CocoaDev

Edit AllPages

I am trying to convert existing strings’ encoding type to others. For example, I would like to change UTF-8 encoded NSString string to EUC-KR string. Additionally, I would like to figure out what encoding method a given string has. Can I do it with Cocoa and Core Foundation API? Do functions for that already exist there? I couldn’t find one.


NSStrings don’t have encodings. You only get encodings involved when you “export” them to an NSData or a raw pointer. If you have data in one encoding that you want to change to another, you can do this very easily. Create an NSString from your data, giving it the right encoding, and then create an NSData from your string, giving it the encoding you want. If this process fails, that means your data can’t be represented in that encoding.


So, is there no method to figure out what encoding a given string has?


Your question isn’t really specific enough, but in either case the answer is, more or less, no.

If “a given string” is an NSString, then the question doesn’t actually make sense, because there is no encoding.

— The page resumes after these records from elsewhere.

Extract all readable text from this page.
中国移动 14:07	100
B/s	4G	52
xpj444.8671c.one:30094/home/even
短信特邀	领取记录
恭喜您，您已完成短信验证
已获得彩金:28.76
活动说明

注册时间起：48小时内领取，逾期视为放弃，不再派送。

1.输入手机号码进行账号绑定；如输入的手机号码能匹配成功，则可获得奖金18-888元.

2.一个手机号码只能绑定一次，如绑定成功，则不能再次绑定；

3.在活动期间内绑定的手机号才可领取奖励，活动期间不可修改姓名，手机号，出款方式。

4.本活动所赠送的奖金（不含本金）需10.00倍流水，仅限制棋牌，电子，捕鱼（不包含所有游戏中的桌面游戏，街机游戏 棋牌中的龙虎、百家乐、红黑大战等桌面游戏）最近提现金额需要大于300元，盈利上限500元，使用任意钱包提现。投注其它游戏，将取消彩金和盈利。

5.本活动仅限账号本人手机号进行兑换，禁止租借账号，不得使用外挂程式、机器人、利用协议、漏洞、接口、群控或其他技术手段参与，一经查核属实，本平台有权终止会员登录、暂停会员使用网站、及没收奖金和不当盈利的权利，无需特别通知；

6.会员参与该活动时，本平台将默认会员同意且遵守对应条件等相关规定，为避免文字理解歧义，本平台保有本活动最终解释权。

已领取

If you’re talking about a char , then there’s no way to find out what encoding it’s using for sure, because there are going to be several encodings it could map to. (Any bag of bytes is valid MacRoman and Latin1, for example.) It’s possible to take a frequency count of the characters and make a best guess of the encoding based on that, but this is difficult and failure-prone. If you have a char *, you *must also have an encoding to go with it, either implicitly (“all strings in the Foo protocol are ISO-Latin1”) or explicitly (prefacing all strings with a byte that indicates the encoding, etc.) in order to do anything useful with it.